The difference between prostitution and sex trafficking
Three men accused of having sex with prostitutes at the Super 8 in State College were charged Monday after a joint investigation by State College police and the state attorney general’s office.
The two agencies received a tip in January from Brookville police about a possible prostitution or human trafficking operation based at the 1663 S. Atherton St. hotel, according to a criminal complaint filed by the AG’s office. Officers later contacted two Super 8 managers and were put in a room directly across the hall from Tsai-Hsia Wu, 56, and Yu-Ying Yeh, 51, to establish surveillance, authorities said.
Victor Shvenke, a 65-year-old from Bellefonte, was the first man to walk into Wu and Yeh’s room, according to the complaint.

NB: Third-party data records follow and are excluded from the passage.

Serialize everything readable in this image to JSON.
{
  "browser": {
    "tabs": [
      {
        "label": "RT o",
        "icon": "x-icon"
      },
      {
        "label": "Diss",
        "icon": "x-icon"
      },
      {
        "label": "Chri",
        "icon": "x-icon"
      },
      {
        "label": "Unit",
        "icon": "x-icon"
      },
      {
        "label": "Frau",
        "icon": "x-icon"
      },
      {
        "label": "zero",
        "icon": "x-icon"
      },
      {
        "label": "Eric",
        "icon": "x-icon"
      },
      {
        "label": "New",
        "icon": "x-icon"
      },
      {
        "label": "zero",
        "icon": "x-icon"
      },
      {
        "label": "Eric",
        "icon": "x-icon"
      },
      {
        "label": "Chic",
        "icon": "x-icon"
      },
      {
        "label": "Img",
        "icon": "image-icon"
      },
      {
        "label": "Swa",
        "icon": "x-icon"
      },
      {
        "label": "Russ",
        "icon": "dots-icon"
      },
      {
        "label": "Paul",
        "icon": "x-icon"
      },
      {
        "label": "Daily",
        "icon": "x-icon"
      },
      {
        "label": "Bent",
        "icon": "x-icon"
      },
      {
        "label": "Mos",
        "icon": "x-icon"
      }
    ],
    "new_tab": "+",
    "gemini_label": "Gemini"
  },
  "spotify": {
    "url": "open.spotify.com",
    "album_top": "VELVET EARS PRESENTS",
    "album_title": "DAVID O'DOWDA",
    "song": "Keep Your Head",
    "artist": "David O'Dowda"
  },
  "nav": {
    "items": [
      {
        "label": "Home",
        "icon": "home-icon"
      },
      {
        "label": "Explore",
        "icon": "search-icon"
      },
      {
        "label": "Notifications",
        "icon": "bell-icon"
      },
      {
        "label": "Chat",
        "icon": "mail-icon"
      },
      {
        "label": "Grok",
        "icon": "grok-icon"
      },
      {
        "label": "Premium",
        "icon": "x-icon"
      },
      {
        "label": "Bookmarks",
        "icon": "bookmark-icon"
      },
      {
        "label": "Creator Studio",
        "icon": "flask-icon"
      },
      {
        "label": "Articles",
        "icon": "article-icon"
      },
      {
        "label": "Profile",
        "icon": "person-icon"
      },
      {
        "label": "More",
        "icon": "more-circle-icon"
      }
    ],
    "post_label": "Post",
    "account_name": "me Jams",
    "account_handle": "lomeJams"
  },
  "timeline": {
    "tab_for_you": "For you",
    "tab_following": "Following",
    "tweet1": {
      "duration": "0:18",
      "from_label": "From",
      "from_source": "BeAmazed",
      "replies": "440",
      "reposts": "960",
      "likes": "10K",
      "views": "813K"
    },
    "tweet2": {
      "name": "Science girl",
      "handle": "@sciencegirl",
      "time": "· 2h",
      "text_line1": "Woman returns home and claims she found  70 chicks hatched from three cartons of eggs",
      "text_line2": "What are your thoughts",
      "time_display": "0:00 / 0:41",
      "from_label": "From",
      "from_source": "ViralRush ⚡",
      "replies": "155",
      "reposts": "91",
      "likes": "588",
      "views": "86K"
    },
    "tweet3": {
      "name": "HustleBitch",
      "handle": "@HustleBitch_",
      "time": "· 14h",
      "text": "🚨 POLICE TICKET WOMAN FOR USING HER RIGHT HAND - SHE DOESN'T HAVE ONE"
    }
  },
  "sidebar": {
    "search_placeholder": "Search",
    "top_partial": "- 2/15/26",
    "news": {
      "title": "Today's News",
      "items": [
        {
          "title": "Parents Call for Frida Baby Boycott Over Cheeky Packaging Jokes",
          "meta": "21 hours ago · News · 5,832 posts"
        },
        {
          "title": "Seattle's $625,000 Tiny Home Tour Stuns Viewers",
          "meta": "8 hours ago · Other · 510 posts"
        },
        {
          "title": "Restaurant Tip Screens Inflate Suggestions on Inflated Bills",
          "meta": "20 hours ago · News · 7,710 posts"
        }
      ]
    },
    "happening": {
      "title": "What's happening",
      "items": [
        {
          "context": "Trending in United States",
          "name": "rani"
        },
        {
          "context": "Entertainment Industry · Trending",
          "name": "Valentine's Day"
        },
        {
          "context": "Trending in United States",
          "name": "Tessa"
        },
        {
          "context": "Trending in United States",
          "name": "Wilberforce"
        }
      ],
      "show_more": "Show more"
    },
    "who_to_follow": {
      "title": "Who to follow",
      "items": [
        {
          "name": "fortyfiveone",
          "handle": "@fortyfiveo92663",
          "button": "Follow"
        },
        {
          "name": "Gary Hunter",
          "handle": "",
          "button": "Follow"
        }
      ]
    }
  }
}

Travis Horner, a 38-year-old from Lewistown, followed about two hours later, and Harold Geise, a 64-year-old from State College, went into the room about 30 minutes after Horner, authorities said.
All three were stopped by officers as they attempted to leave the hotel, authorities said. Shvenke and Geise said they’ve known Yeh for “years,” while Horner said he “meet(s) girls like this infrequently,” according to the complaint.
Each admitted to paying at least $140 for sex with one of the two women, authorities said. None of the men could be reached for comment.
Edward Tubbs — chief operating officer for Hospitality Asset Management Company, which operates Super 8 — said the company abides by the law and reports all incidents to the authorities.
Horner, Geise and Shvenke were each charged with one misdemeanor count of criminal solicitation and one misdemeanor count of patronizing prostitutes.
Each has a preliminary hearing scheduled for April 17.
Yeh was charged in February with one felony count of criminal use of a communication facility and one misdemeanor count of prostitution. Wu was charged with one misdemeanor count of prostitution.
Both women are scheduled to plead guilty March 20, according to court documents.
Yeh’s attorney, Assistant Public Defender Lora Rupert, declined to comment. Wu’s attorney, Justin Miller, did not immediately respond to a request for comment.